Heat Exchanger Size Calculator

Example Data Table

Formula Used

Heat duty can be entered directly. It can also be calculated from stream data.

Q = m Cp ΔT

LMTD = (ΔT1 - ΔT2) / ln(ΔT1 / ΔT2)

1 / U = 1 / hi + Rfi + wall / k + Rfo + 1 / ho

Area = Q / (U × F × LMTD)

Design Area = Area × (1 + Margin / 100)

Tube count is estimated from outside tube area. One tube area equals π times diameter times length.

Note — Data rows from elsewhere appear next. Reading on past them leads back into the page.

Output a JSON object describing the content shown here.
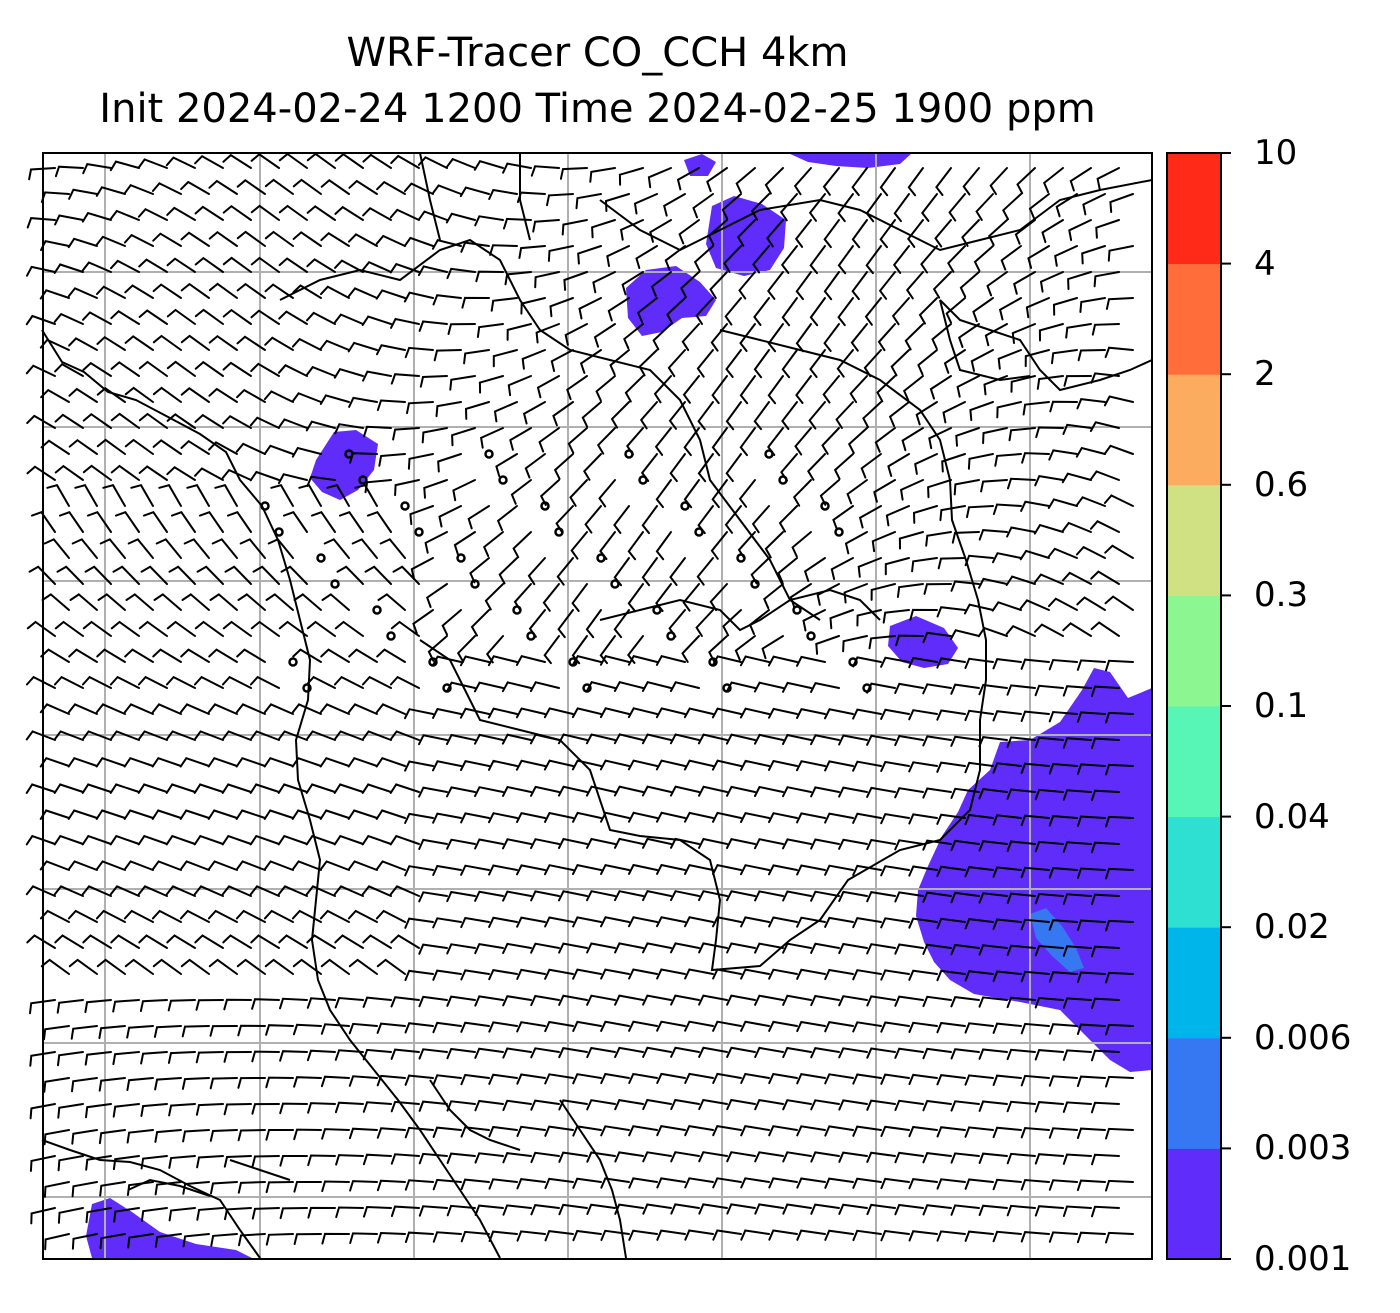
{
  "title": {
    "line1": "WRF-Tracer CO_CCH 4km",
    "line2": "Init 2024-02-24 1200 Time 2024-02-25 1900 ppm"
  },
  "colorbar": {
    "levels": [
      "0.001",
      "0.003",
      "0.006",
      "0.02",
      "0.04",
      "0.1",
      "0.3",
      "0.6",
      "2",
      "4",
      "10"
    ],
    "colors": [
      "#5f2cfa",
      "#3677f2",
      "#00b5ea",
      "#2de0d2",
      "#58f6b6",
      "#8cf790",
      "#d0e184",
      "#fcac5e",
      "#ff6e3a",
      "#ff2a18"
    ]
  },
  "map": {
    "field": "CO_CCH tracer concentration",
    "units": "ppm",
    "overlay": "wind barbs",
    "gridlines": true,
    "plume_color": "#5f2cfa",
    "plume_core_color": "#3677f2"
  }
}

How to Use This Calculator

1. Enter known heat duty, or enter complete stream data.
2. Select counter flow or parallel flow arrangement.
3. Add film coefficients, fouling factors, and wall data.
4. Set the LMTD correction factor and design margin.
5. Enter tube diameter and length for tube count estimation.
6. Press calculate to show results above the form.
7. Use CSV or PDF buttons to save calculated results.

Article: Heat Exchanger Size Calculation Guide

Why exchanger size matters

A heat exchanger must transfer enough heat under real process conditions. Undersized equipment misses outlet temperatures. Oversized equipment wastes money, space, and pumping power. This calculator gives a practical first design estimate. It links heat duty, temperature driving force, overall coefficient, correction factor, and margin.

Heat duty comes first

Heat duty is the required thermal load. It is often known from a process balance. It can also be estimated from mass flow, specific heat, and temperature change. The hot stream loses this heat. The cold stream gains it. In a clean balance, both values should be close. Large differences suggest bad data or heat loss.

Temperature driving force

Heat transfer depends on temperature difference. That difference changes along the exchanger length. LMTD gives one useful average driving force. Counter flow usually gives a stronger driving force than parallel flow. The correction factor adjusts LMTD for multipass or crossflow designs. Use vendor charts or standards for final values.

Overall coefficient and fouling

The overall coefficient combines film resistance, wall resistance, and fouling resistance. High film coefficients reduce required area. Fouling increases resistance and increases required area. Wall thickness and wall conductivity also affect performance. A conservative fouling allowance helps maintain duty between cleaning cycles.

Area and tube estimate

Required area equals duty divided by corrected heat transfer rate. The design area adds margin for uncertainty. This margin covers aging, minor data error, and operating variation. Tube count is estimated from outside tube surface. Real exchangers also need pressure drop checks, vibration review, layout limits, nozzle sizing, and mechanical design.

Best practice

Treat this result as a screening calculation. Confirm properties at mean temperatures. Verify units before using results. Compare hot and cold duty values. Review velocity and pressure limits. Final equipment should be checked by a qualified engineer.